Mr. Dunnigan endured for almost eight decades in business by being positive, working hard and setting high standards for himself and others. He sold life insurance during the Great Depression and went to work in the late 1930s for Frank McBride Jr., a prominent Sacramento real estate agent.
He took a job during World War II as a wage and salary administrator at the Kaiser shipyards in the Bay Area and rejoined McBrides agency before starting his own real estate firm in 1951. Along with business partners, he expanded to invest in properties and sell insurance while building his company into one of the top real estate agencies in Sacramento. In 1991, he sold his the firm to one of his agents, Geoff Zimmerman.
It was important for him to be a boutique professional organization, said his son, who worked for his fathers firm before going into real estate on his own. He didnt want to get too big. He thought that you lose control when you get a lot of agents and you lose clarity about serving the customer.
Mr. Dunnigan was widely respected in the real estate community. He was chosen president of the Sacramento Board of Realtors in 1957 and was honored by the professional group as 1974 Realtor of the Year.
He was a giant in the community, said Judy Thompson, past president of the Sacramento Association of Realtors. He was responsible for some of the most successful people in real estate in the 60s, 70s and 80s who came out of his place and started their own agencies.
He was always a gentleman, always well dressed, always had perfect grammar, she added. He refused to consider any negative thoughts; he was always positive. He was very disciplined and set high standards. Hed always say, What have you done today?
Born June 13, 1913, in Los Angeles, Richard Raymond Dunnigan was 5 when his father, a real estate broker, left the family.

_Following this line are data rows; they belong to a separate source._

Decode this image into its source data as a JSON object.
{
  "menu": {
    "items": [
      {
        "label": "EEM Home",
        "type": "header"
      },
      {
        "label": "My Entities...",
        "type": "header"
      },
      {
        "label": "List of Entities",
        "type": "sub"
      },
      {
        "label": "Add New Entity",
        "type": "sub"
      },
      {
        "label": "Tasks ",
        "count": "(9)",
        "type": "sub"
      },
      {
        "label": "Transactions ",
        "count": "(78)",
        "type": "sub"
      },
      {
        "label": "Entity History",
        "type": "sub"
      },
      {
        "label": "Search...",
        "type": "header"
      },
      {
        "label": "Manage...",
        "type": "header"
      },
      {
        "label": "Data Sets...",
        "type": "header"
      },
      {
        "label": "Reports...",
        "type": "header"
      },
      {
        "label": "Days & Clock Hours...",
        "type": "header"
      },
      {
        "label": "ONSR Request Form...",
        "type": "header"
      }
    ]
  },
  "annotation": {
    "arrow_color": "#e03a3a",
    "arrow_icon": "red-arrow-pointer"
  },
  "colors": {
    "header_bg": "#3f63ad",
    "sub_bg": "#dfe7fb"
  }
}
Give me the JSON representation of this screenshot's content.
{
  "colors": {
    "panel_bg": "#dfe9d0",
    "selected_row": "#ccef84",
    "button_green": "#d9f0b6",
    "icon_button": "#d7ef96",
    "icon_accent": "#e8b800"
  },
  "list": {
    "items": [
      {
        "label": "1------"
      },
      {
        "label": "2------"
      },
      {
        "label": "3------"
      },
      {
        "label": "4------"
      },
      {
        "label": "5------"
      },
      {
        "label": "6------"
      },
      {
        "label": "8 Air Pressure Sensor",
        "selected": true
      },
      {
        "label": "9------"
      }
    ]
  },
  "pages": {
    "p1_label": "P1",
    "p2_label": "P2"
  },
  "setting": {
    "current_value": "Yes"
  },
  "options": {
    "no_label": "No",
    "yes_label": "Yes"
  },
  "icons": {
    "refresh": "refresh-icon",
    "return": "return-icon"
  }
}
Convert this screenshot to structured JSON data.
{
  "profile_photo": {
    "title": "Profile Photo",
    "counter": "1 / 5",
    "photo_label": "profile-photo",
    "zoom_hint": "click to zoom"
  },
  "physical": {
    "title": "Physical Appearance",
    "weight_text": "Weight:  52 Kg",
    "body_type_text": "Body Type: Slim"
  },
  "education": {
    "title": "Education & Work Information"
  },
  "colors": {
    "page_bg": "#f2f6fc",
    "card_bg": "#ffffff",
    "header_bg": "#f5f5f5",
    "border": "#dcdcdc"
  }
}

He grew up with his sister and in San Francisco, where his mother managed an apartment building, and completed a one-year business program at Stanford University to work at the Kaiser shipyard.
His early real estate clients in Sacramento included Dorothy Countryman, a widowed teacher and principal at Sierra Elementary School. They married in 1941, had three children and were together until her death in 2006.
Mr. Dunnigan was a devoted family man and proud patriarch of four generations. Besides reading, he enjoyed listening to classical music and took up golf in his 50s. He belonged to the Masons and the Grandfathers Club.
A man of strong convictions, he was a Christian Scientist who never set foot in a hospital for himself from the time he was born until he was 93, his daughter Shelley said. He believed that people should not be defined or judged by age and insisted that family members and friends not acknowledge his birthday.
He was very passionate about the fact that age was just a number, his son said. Id give him a call on his birthday, and hed start with, Dont you even say it.
Although not a showy person, Mr. Dunnigan enjoyed driving well-built cars and insisted on acquiring a new vehicle every two years. One year, he arrived home with a new Porsche sports car that he described as royal blue in color. In fact, because he was red-green color blind, he could not discern that the color actually was flaming purple, his daughter said.
He got so much ribbing about it between the office and home that he kept that one for only two weeks, she said.
In addition to his children Craig and Shelley, Mr. Dunnigan is survived by another daughter, Patricia Rowley Robertson, seven grandchildren and seven great-grandchildren.
No service is planned. Memorial donations may be made the Sacramento Association of Realtors scholarship program.